The Complete Tommy and Tuppence by Agatha Christie


  ‘All the same what?’

  ‘Well, it’s sort of fun just to think of things like that.’

  ‘You mean Alexander was killed because he knew something?’ asked Tommy.

  ‘He knew something about who killed Mary Jordan. It was one of us…’ Tuppence’s face lit up. ‘US,’ she said with emphasis, ‘we’ll have to know just all about US. An “US” here in this house in the past. It’s a crime we’ve got to solve. Go back to the past to solve it–to where it happened and why it happened. That’s a thing we’ve never tried to do before.’

  Chapter 5

  Methods of Research

  ‘Where on earth have you been, Tuppence?’ demanded her husband when he returned to the family mansion the following day.

  ‘Well, last of all I’ve been in the cellar,’ said Tuppence.

  ‘I can see that,’ said Tommy. ‘Yes, I do see. Do you know that your hair is absolutely full of cobwebs?’

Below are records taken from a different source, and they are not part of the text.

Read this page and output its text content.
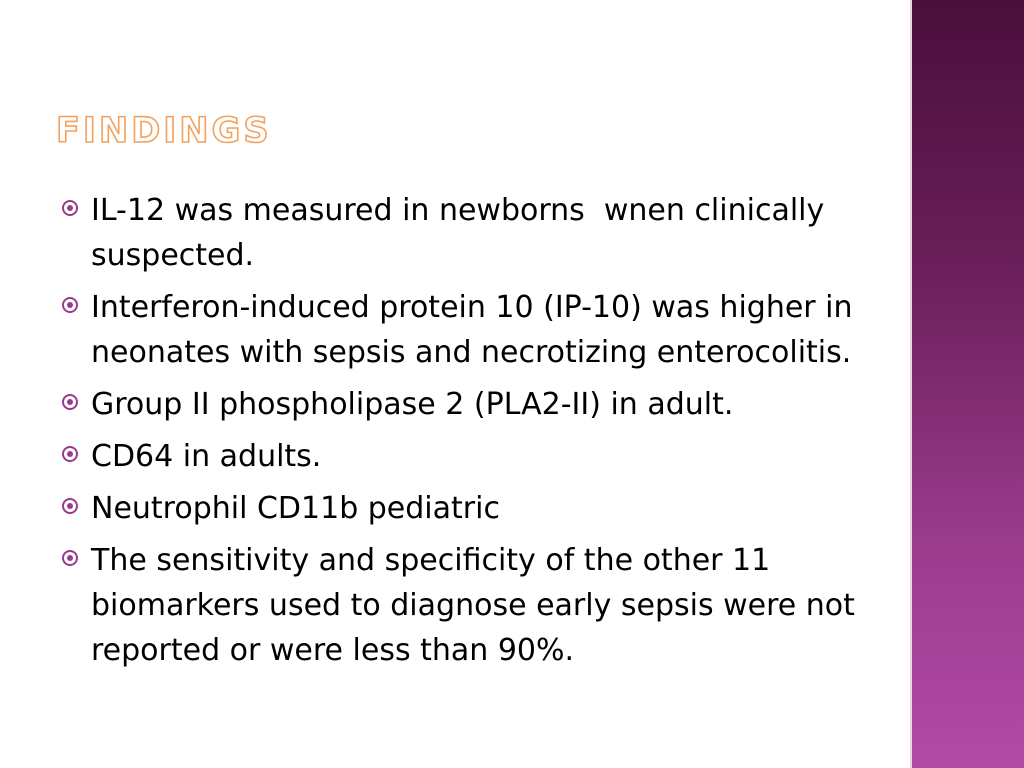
findings
IL-12 was measured in newborns  wnen clinically suspected.
Interferon-induced protein 10 (IP-10) was higher in neonates with sepsis and necrotizing enterocolitis.
Group II phospholipase 2 (PLA2-II) in adult.
CD64 in adults.
Neutrophil CD11b pediatric
The sensitivity and specificity of the other 11 biomarkers used to diagnose early sepsis were not reported or were less than 90%.
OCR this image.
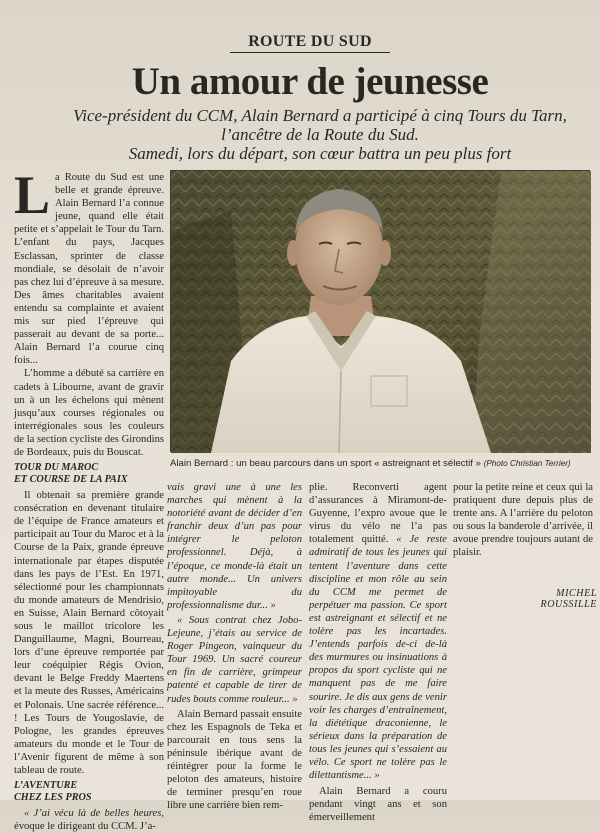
ROUTE DU SUD
Un amour de jeunesse
Vice-président du CCM, Alain Bernard a participé à cinq Tours du Tarn,
l’ancêtre de la Route du Sud.
Samedi, lors du départ, son cœur battra un peu plus fort

La Route du Sud est une belle et grande épreuve. Alain Bernard l’a connue jeune, quand elle était petite et s’appelait le Tour du Tarn. L’enfant du pays, Jacques Esclassan, sprinter de classe mondiale, se désolait de n’avoir pas chez lui d’épreuve à sa mesure. Des âmes charitables avaient entendu sa complainte et avaient mis sur pied l’épreuve qui passerait au devant de sa porte... Alain Bernard l’a courue cinq fois...

L’homme a débuté sa carrière en cadets à Libourne, avant de gravir un à un les échelons qui mènent jusqu’aux courses régionales ou interrégionales sous les couleurs de la section cycliste des Girondins de Bordeaux, puis du Bouscat.

TOUR DU MAROC
ET COURSE DE LA PAIX

Il obtenait sa première grande consécration en devenant titulaire de l’équipe de France amateurs et participait au Tour du Maroc et à la Course de la Paix, grande épreuve internationale par étapes disputée dans les pays de l’Est. En 1971, sélectionné pour les championnats du monde amateurs de Mendrisio, en Suisse, Alain Bernard côtoyait sous le maillot tricolore les Danguillaume, Magni, Bourreau, lors d’une épreuve remportée par leur coéquipier Régis Ovion, devant le Belge Freddy Maertens et la meute des Russes, Américains et Polonais. Une sacrée référence... ! Les Tours de Yougoslavie, de Pologne, les grandes épreuves amateurs du monde et le Tour de l’Avenir figurent de même à son tableau de route.

L’AVENTURE
CHEZ LES PROS

« J’ai vécu là de belles heures, évoque le dirigeant du CCM. J’a-

Alain Bernard : un beau parcours dans un sport « astreignant et sélectif » (Photo Christian Terrier)

vais gravi une à une les marches qui mènent à la notoriété avant de décider d’en franchir deux d’un pas pour intégrer le peloton professionnel. Déjà, à l’époque, ce monde-là était un autre monde... Un univers impitoyable du professionnalisme dur... »

« Sous contrat chez Jobo-Lejeune, j’étais au service de Roger Pingeon, vainqueur du Tour 1969. Un sacré coureur en fin de carrière, grimpeur patenté et capable de tirer de rudes bouts comme rouleur... »

Alain Bernard passait ensuite chez les Espagnols de Teka et parcourait en tous sens la péninsule ibérique avant de réintégrer pour la forme le peloton des amateurs, histoire de terminer presqu’en roue libre une carrière bien rem-

plie. Reconverti agent d’assurances à Miramont-de-Guyenne, l’expro avoue que le virus du vélo ne l’a pas totalement quitté. « Je reste admiratif de tous les jeunes qui tentent l’aventure dans cette discipline et mon rôle au sein du CCM me permet de perpétuer ma passion. Ce sport est astreignant et sélectif et ne tolère pas les incartades. J’entends parfois de-ci de-là des murmures ou insinuations à propos du sport cycliste qui ne manquent pas de me faire sourire. Je dis aux gens de venir voir les charges d’entraînement, la diététique draconienne, le sérieux dans la préparation de tous les jeunes qui s’essaient au vélo. Ce sport ne tolère pas le dilettantisme... »

Alain Bernard a couru pendant vingt ans et son émerveillement

pour la petite reine et ceux qui la pratiquent dure depuis plus de trente ans. A l’arrière du peloton ou sous la banderole d’arrivée, il avoue prendre toujours autant de plaisir.

MICHEL ROUSSILLE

  ‘Well, it would be of course. The cellar is full of cobwebs. There wasn’t anything there, anyway,’ said Tuppence. ‘At least there were some bottles of bay rum.’

  ‘Bay rum?’ said Tommy. ‘That’s interesting.’

  ‘Is it?’ said Tuppence. ‘Does one drink it? It seems to me most unlikely.’

  ‘No,’ said Tommy, ‘I think people used to put it on their hair. I mean men, not women.’

  ‘I believe you’re right,’ said Tuppence. ‘I remember my uncle–yes, I had an uncle who used bay rum. A friend of his used to bring it him from America.’

  ‘Oh really? That seems very interesting,’ said Tommy.

  ‘I don’t think it is particularly interesting,’ said Tuppence. ‘It’s no help to us, anyway. I mean, you couldn’t hide anything in a bottle of bay rum.’

  ‘Oh, so that’s what you’ve been doing.’

  ‘Well, one has to start somewhere,’ said Tuppence. ‘It’s just possible if what your pal said to you was true, something could be hidden in this house, though it’s rather difficult to imagine where it could be or what it could be, because, you see, when you sell a house or die and go out of it, the house is then of course emptied, isn’t it? I mean, anyone who inherits it takes the furniture out and sells it, or if it’s left, the next person comes in and they sell it, and so anything that’s left in now would have belonged to the last tenant but one and certainly not much further back than that.’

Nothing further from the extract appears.